A kaumātua is annoyed Ngongotahā children are being forced to swim in Waitetī Stream's muddy waters during a week of stifling temperatures because of nearby erosion work.
But the regional council said the work had to be done now and it had consulted with stakeholders, including iwi.
The stream's water is muddy and murky after the Bay of Plenty Regional Council carried out erosion protection work on the stream's banks this week.
Waitetī Marae co-chairman Guy Ngatai described the stream as an "absolute mess" and he was worried about the more than 30 children who used the stream daily to do "bombs" and swim.
The work began on Tuesday and Ngatai said the children quickly jumped out of the water when the usually clean stream turned muddy and murky.
However, he said they slowly got back in later in the day because the "scorching heat got unbearable" and they wanted to swim.
"Only 300m up from the mouth there is a digger dumping rocks in the stream. It looks like gravel and the river has gone all murky.
"It's a popular swimming hole and we didn't know anything about it."
Ngatai, who is also a trustee of Ngāti Rararanui hapū which is the kaitiaki of Waitetī Stream, said he should have been consulted so the children and their parents could have been informed, at least from a health and safety point of view.
He said in his opinion the regional council was giving preferential treatment to the homeowners who lived on the stream's banks when iwi had complained for many years about silt, logs and debris being in the river's mouth. He described that build-up as "literally choking the life force out of our awa".
Ngatai said if the work had to be carried out, the regional council could have waited at least until the children went back to school in a couple of weeks.

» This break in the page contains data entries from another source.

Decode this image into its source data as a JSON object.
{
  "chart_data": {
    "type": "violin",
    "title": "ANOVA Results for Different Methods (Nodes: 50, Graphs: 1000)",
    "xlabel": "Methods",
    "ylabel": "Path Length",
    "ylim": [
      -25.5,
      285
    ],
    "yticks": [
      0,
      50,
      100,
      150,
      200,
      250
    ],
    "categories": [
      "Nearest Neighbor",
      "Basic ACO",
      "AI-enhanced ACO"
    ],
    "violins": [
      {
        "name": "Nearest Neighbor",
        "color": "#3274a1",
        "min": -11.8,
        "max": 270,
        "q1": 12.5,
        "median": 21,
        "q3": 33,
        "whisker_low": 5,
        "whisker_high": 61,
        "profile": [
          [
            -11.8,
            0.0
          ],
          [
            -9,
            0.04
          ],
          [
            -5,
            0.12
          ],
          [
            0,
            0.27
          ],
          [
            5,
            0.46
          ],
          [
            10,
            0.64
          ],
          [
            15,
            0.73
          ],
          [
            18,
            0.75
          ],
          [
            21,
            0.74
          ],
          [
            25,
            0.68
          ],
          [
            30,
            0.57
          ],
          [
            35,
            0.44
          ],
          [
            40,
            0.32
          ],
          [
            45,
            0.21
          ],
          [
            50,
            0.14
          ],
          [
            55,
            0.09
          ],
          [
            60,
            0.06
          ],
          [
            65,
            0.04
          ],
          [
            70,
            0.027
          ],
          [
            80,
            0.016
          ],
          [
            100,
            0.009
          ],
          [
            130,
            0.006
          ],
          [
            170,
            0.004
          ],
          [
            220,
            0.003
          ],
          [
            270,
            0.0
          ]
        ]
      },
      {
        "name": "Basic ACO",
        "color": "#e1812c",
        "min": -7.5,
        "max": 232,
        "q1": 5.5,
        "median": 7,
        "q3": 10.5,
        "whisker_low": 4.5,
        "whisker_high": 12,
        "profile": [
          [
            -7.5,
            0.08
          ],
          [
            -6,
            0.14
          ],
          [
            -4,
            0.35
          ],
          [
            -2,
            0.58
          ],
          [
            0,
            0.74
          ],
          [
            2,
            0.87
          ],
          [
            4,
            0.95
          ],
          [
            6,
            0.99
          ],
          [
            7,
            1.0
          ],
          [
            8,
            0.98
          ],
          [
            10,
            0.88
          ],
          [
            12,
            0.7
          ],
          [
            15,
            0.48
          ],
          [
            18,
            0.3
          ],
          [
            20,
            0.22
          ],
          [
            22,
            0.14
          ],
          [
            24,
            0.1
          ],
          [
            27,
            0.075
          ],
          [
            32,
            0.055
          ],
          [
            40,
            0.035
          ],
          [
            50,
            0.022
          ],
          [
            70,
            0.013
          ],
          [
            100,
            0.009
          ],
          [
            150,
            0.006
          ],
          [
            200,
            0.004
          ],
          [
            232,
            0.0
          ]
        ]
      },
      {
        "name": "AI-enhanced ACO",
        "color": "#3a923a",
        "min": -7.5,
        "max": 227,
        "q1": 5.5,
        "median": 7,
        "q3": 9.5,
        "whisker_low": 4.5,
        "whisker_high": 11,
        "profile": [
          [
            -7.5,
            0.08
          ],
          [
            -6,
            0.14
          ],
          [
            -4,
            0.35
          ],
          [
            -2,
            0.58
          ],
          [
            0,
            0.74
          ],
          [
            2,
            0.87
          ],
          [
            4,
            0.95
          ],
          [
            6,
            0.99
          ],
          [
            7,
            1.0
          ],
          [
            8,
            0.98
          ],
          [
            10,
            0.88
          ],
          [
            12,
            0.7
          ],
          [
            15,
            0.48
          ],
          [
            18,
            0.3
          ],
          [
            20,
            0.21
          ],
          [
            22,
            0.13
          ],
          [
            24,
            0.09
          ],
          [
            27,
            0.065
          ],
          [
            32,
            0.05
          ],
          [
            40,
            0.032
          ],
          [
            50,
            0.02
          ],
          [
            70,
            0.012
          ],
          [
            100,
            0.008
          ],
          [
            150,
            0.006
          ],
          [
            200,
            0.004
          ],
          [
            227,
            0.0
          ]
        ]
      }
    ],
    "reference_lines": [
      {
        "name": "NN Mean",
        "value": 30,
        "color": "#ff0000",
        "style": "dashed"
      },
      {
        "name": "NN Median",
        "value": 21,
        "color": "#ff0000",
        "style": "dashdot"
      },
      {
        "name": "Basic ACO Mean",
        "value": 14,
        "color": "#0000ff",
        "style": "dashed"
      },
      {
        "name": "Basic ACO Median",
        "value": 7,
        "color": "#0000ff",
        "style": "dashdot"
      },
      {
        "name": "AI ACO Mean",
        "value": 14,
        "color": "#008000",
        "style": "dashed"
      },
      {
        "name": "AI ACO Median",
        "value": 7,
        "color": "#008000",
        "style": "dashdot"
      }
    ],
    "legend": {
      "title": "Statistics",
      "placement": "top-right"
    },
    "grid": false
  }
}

Regional council rivers and drainage area engineer Kerry Smith said the regional council was carrying out erosion protection work including removing an 80m steel sheet piles erosion protection structure.
Smith said it was put in around the 1950s and failed just before Christmas which was why it needed replacing now.
"They will also be adding rock armouring to protect the residential properties nearby and hope to complete everything by this Friday."
Smith said it had to be done now because the current summer months were the only months allowed for repair work in a stream or river as there were exclusion periods for native fish and trout spawning and migration throughout most of the remainder of the year.
"We apologise for any inconvenience this has caused for local swimmers."
Smith said the works were pre-notified to major stakeholders including iwi, the Department of Conservation and Fish and Game.
When asked why Ngatai wasn't informed, Smith said: "Just over 80 interested and affected parties are notified each week at present about work we are doing. Ngāti Ngararanui hapū were not specifically on the notification list but we will endeavour to work with them to ensure they are notified for any future works they deem relevant to them."
Smith said prioritising the removal of a collapsing steel erosion structure was a positive move to reduce risk to swimmers.
In response to criticism about giving homeowners preferential treatment, Smith said the regional council completed two large erosion projects at the Waitetī Marae in 2019, as well as vegetation management on request and stabilisation grassing and planting.
"Since the 2018 floods we have also completed rock armouring works adjacent to the marae and rock armouring at the river mouth. We have also removed fallen trees and debris."
Smith said Ngatai wrote to the regional council in August 2018 asking it to clear the sediment build up at the mouth and staff replied including aerial photographs of the mouth over decades.
"It is our belief that this is something that will come and go, controlled by lake levels, prevailing wind and storm events etc and of course supply of sediment from the stream."